Cruz Diablo is a 1934 Mexican film directed by Fernando de Fuentes. The New York Times called it "one of the best films that ever crossed the Rio Grande".

== Plot ==
The film takes place in 16th century New Spain where a masked swordsman, Cruz Diablo, steals from rich people to give to the poor and in doing so marks people with a cross on their foreheads. Cruz Diablo and Inspector Diego will try to prevent Marcela, the daughter of the Count of Luna, from marrying an old marquis by Diego pretending to be the Count. The young woman is actually in love with Captain Carlos, who is imprisoned and tortured to prevent him from marrying Marcela. Captain Carlos' mother goes mad and tells Cruz Diablo what happened.

== Production ==
Cruz Diablo was filmed in the studios of the Compañía Nacional Productora, then located on Paseo de la Reforma, during six weeks starting on September 13, 1934, at a cost of 200,000 pesos. The production was in charge of Paul H. Bush and the Mex-Art company. The script was by director De Fuentes based on a plot by Uruguayan writer Vicente Orona. Editing was by Fernando de Fuentes, Fernando C. Tamayo and Harry Foster, musical direction by Max Urban, sound by Roberto Rodríguez and Joselito Rodríguez, set design by Jorge Fernández, photography by Alex Phillips, wardrobe by Vicente Tostado and A.X. Peña, make-up by Tillillado and costumes by A.X. Peña. Peña, makeup by Tillie Orozco and weapons master Nicolás Reyero who was a general at the Military College and directed the instruction in the use of weapons such as the sword, foil and saber to actors Chato Ortín, René Cardona, Carlos López "Chaflán", Luis G. Ferreiro, Vicente Orona and Indio Fernández.

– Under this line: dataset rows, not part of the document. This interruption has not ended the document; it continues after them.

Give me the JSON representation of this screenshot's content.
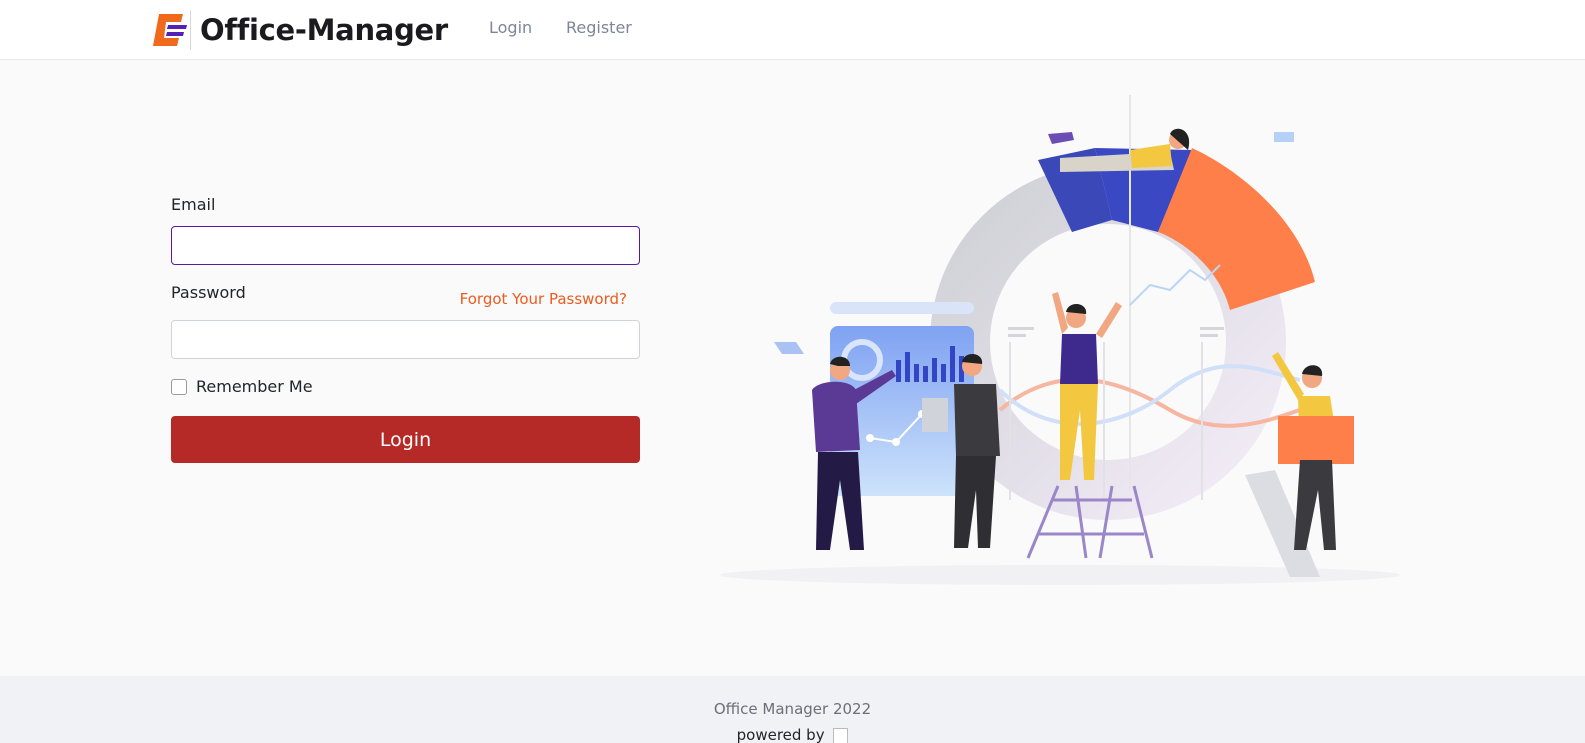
{
  "nav": {
    "brand_name": "Office-Manager",
    "links": [
      {
        "label": "Login"
      },
      {
        "label": "Register"
      }
    ],
    "colors": {
      "logo_primary": "#f06a1d",
      "logo_secondary": "#5222b8"
    }
  },
  "login_form": {
    "email_label": "Email",
    "email_value": "",
    "password_label": "Password",
    "password_value": "",
    "forgot_password": "Forgot Your Password?",
    "remember_me": "Remember Me",
    "remember_checked": false,
    "submit_label": "Login",
    "colors": {
      "button": "#b52a27",
      "focus_border": "#5a17a8",
      "forgot_link": "#ec5b1f"
    }
  },
  "illustration": {
    "icon": "team-analytics-illustration"
  },
  "footer": {
    "copyright": "Office Manager 2022",
    "powered_by": "powered by",
    "powered_by_icon": "broken-image-icon"
  }
}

As part of the set design work, two production assistants contracted smallpox while handling antique clothing and period furniture, so the Ministry of Health declared the film studio quarantined.

The film led to the founding of the production company Mex-Art (Impulsora Cinematográfica), owned by businessmen Pablo Bush and Alfonso Sánchez Tello.